Within the next few minutes we were under way. Outside the door was a big, fast Toyota and four minibuses. Into the latter filed a number of young Japanese women, under the eagle eye of an elderly matronic woman who could have been the twin of the one mounting guard over Felicity, who went into one of the minibuses with
her escort. The male guards and the dogs were distributed among the vehicles and I went in the Toyota with Dr Seiko and his top brass plus one of the guards armed with a revolver. We drove down the road, heading away from Pitlochry. That way, the road ran through Strathardle to join the A93 from Blairgowrie to Braemar and Aberdeen. At the intersection Dr Seiko could turn either north or south but I wasn’t intended to find that out. I was pushed from the car when we were a couple or so miles from the base.

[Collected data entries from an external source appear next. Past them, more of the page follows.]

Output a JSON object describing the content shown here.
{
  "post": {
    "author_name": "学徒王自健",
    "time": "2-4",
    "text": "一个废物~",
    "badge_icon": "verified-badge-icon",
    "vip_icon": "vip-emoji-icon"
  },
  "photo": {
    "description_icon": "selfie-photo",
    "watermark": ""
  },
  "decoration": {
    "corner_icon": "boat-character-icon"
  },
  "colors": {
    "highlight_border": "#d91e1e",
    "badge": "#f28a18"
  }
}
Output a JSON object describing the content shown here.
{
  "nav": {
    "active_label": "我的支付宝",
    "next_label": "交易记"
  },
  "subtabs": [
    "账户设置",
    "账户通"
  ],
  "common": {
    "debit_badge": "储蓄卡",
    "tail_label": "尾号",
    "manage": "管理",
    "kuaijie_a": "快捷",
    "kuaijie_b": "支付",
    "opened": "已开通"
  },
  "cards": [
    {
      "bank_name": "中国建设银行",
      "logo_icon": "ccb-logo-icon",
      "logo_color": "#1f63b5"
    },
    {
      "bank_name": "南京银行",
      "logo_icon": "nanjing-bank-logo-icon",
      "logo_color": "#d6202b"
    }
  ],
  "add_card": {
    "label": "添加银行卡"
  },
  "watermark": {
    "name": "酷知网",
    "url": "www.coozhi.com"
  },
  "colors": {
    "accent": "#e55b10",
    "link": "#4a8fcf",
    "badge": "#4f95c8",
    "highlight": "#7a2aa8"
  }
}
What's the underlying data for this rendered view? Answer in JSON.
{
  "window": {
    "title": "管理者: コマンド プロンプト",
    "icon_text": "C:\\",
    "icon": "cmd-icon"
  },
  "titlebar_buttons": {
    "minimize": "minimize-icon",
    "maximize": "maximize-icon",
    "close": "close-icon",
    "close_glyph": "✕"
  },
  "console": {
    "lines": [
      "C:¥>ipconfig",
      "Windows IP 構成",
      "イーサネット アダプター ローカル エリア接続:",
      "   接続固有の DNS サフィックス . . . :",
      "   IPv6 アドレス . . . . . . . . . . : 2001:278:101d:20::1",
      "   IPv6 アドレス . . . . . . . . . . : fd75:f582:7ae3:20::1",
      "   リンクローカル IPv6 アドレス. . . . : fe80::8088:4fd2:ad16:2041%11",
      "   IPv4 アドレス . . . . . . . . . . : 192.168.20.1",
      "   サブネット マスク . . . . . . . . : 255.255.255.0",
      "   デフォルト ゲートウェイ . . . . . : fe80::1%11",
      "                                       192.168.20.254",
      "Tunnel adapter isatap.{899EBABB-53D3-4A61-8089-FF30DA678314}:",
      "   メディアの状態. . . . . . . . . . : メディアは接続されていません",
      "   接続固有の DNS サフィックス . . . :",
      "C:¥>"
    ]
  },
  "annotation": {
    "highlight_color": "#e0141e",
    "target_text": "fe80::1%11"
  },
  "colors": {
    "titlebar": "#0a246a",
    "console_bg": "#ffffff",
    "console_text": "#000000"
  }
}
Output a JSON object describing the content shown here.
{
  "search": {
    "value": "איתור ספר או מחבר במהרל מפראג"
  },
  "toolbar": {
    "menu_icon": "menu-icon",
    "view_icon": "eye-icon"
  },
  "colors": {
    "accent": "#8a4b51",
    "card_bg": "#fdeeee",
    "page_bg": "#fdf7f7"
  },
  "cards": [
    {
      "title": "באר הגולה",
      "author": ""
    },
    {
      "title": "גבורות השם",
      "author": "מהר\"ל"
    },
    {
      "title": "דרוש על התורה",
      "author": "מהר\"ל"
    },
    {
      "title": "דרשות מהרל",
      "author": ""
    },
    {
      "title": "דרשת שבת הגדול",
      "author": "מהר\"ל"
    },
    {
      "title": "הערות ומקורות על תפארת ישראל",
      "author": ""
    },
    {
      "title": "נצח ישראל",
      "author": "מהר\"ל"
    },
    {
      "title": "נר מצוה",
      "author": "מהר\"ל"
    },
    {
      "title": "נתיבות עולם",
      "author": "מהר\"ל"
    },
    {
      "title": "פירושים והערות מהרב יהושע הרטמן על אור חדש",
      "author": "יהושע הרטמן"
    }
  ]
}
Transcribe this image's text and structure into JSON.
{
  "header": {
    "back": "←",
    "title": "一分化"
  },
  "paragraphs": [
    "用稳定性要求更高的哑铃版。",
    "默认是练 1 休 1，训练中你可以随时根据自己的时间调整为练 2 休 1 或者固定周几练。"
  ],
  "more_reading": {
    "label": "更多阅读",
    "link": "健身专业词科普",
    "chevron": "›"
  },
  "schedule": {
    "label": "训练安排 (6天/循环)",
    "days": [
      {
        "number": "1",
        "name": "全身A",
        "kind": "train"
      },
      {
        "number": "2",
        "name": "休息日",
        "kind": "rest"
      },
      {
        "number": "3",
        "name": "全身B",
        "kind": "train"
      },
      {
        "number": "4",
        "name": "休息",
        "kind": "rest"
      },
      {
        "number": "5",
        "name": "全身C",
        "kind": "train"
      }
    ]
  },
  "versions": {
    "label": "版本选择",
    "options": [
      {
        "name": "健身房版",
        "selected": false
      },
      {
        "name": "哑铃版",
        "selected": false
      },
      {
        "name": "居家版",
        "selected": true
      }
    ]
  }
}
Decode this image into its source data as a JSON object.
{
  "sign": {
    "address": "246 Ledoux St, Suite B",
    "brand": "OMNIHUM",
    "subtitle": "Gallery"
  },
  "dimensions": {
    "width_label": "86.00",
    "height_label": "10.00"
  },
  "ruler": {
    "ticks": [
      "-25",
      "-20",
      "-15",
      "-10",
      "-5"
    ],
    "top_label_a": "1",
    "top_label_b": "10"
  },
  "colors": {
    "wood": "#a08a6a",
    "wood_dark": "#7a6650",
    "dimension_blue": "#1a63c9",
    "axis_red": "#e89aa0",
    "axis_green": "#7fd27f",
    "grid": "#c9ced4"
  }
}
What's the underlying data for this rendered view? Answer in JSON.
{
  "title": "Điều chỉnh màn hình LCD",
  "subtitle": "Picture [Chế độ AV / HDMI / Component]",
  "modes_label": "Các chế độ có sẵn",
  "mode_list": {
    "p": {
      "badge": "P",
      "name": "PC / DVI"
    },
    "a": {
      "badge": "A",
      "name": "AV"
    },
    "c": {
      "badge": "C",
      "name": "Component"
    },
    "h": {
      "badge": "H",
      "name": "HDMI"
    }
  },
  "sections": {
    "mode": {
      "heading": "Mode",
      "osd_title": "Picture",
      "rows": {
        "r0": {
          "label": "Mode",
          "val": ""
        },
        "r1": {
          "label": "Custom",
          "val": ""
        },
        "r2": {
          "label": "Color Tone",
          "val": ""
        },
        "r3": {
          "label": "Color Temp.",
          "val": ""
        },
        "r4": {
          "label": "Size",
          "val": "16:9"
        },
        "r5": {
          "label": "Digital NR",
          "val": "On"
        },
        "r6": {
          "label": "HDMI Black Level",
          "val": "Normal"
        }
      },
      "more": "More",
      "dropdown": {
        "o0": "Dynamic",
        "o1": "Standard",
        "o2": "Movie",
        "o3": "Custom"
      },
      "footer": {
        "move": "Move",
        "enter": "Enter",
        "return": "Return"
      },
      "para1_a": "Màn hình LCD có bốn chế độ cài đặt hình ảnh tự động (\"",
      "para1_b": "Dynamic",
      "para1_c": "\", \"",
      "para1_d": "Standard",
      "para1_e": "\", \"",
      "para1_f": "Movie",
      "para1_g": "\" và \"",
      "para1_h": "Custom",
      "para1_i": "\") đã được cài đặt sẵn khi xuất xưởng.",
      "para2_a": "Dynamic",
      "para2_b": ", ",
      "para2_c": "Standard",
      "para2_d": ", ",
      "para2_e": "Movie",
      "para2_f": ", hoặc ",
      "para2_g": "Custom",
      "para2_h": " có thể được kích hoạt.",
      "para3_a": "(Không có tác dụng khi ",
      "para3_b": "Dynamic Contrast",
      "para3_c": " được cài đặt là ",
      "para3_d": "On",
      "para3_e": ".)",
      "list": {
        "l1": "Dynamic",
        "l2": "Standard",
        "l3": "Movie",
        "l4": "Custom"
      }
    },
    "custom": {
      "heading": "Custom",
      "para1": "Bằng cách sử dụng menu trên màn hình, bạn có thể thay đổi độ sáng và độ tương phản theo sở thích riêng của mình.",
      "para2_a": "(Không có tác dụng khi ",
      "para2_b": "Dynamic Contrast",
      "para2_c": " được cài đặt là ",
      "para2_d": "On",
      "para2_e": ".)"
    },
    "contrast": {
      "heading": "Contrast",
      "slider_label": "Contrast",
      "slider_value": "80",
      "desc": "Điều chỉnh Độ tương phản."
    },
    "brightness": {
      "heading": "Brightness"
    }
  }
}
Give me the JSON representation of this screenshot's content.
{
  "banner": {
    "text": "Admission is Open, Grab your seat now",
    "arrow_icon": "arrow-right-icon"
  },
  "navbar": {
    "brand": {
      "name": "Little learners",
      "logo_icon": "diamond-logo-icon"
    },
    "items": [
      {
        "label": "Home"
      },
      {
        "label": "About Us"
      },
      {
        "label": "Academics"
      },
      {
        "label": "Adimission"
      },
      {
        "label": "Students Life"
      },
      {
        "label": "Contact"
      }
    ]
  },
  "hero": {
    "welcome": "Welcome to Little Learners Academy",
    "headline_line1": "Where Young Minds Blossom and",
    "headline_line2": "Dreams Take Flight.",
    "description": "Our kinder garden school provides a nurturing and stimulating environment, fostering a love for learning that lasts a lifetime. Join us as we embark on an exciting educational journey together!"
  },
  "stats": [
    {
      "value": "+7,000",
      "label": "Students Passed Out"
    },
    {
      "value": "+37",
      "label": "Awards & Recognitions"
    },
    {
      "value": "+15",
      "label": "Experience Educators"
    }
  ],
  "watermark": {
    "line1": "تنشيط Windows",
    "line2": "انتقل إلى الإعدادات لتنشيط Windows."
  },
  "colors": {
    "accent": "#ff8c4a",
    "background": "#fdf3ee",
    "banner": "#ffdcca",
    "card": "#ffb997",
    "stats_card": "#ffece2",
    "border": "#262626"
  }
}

I waved at Felicity as she went past and then I started back for Pitlochry, taking it at a run. I didn’t know what I was going to do about getting Felicity free but I was going to do it if it was the last thing I ever did. I didn’t even feel, in that moment, especially patriotic. Or British. Maybe I wasn’t built of the same stuff as Hector MacNaughton. But when, as I entered Pitlochry, I saw what Rollerball had achieved at the very start of its journey, I knew that I couldn’t avoid my duty. There was a trail of destruction, hotels and houses shattered. Down towards the main road a souvenir shop, a laundrette and a chemist had been destroyed; and Rollerball had veered across the road to smash in the front of the Regal cinema before entering the main road and heading south. Before making that southward turn Rollerball had done a good deal of damage to the buildings opposite. Menzies the grocers had gone, so had Moffatt the weaver, and even Fisher’s Hotel had its forecourt, plus some parked cars, crunched. It was like the aftermath of a bombing raid and there were bodies in the piles of rubble. Living persons too: I could hear the screams. There were plenty of police around and the blue lights of the mobiles were flashing all the way south. Somewhere ahead of them would be Rollerball, programmed according to Seiko to follow its set route, ploughing through all obstacles, leaving misery and death behind it. It could not be deflected by anyone other than its Japanese masters, it could cross water, it was self-contained with its inbuilt programme, its motive power and its disease. There was no defence against Rollerball.